Liberated FARC hostage Pablo Emilio Moncayo and his family are considering leaving Colombia, Moncayo’s father Professor Gustavo Moncayo announced Tuesday night.
“Our lives have changed so much, you could say 180 degree turn. Today we are going to try to reorganize our household, look towards what the future holds for us and possibly we will have to leave the country so that Pablo Emilio can try to forget this bad dream,” Professor Moncayo said following his son’s release Tuesday.
A humanitarian mission headed by Senator Piedad Cordoba, along with representatives from the International Committee of the Red Cross (ICRC) and the Catholic Church traveled Tuesday morning in a Brazilian helicopter to collect Moncayo from the liberation point in the Colombian jungle.
Moncayo was finally reunited with his family Tuesday evening after spending 12 years as a FARC hostage.
Following his release, Moncayo was taken to a Bogota military hospital, where he was evaluated phsyically and psychologically by a team of 80 doctors.
Against doctors advice and Colombian army orders, Moncayo checked himself out of the hospital to explore the city, promising to return Wednesday morning for further analysis.
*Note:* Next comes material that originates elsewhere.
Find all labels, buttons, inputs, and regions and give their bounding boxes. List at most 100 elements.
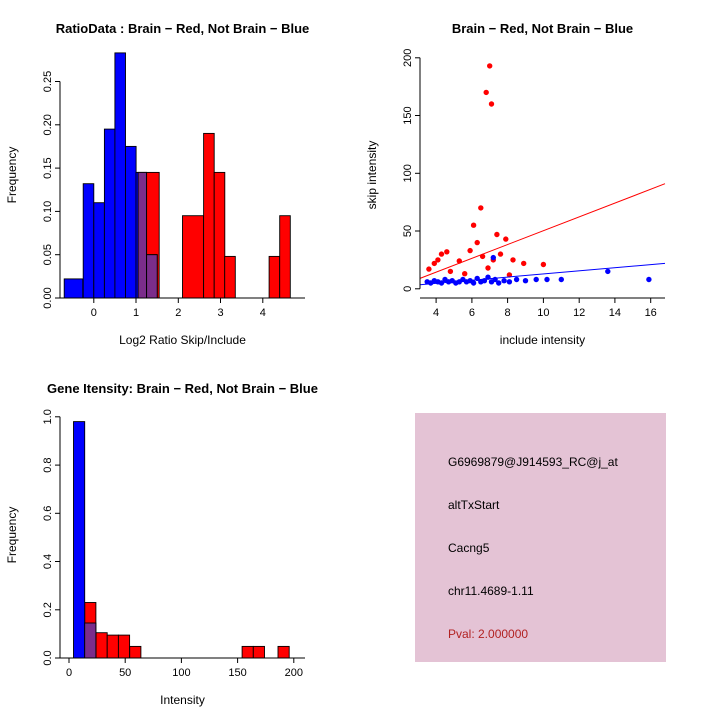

The hospital is expected to announce details on the state of Moncayo’s health later today.
The Colombian government is now under pressure to undertake humanitarian exchanges of FARC hostages for guerrillas incarcerated in both Colombia and the U.S., after the guerrilla organization announced that Moncayo’s was their last unilateral hostage release.
Piedad Cordoba has agitated for a humanitarian exchange and says that the exchange must occur before the end of Colombian President Alvaro Uribe’s term on August 7 this year, because negotiations with a new Colombian president “would be difficult”.
Uribe on Sunday open the doors to the possibility, saying that he was “not against a humanitarian exchange provided that the released FARC fighters do not return to the FARC.”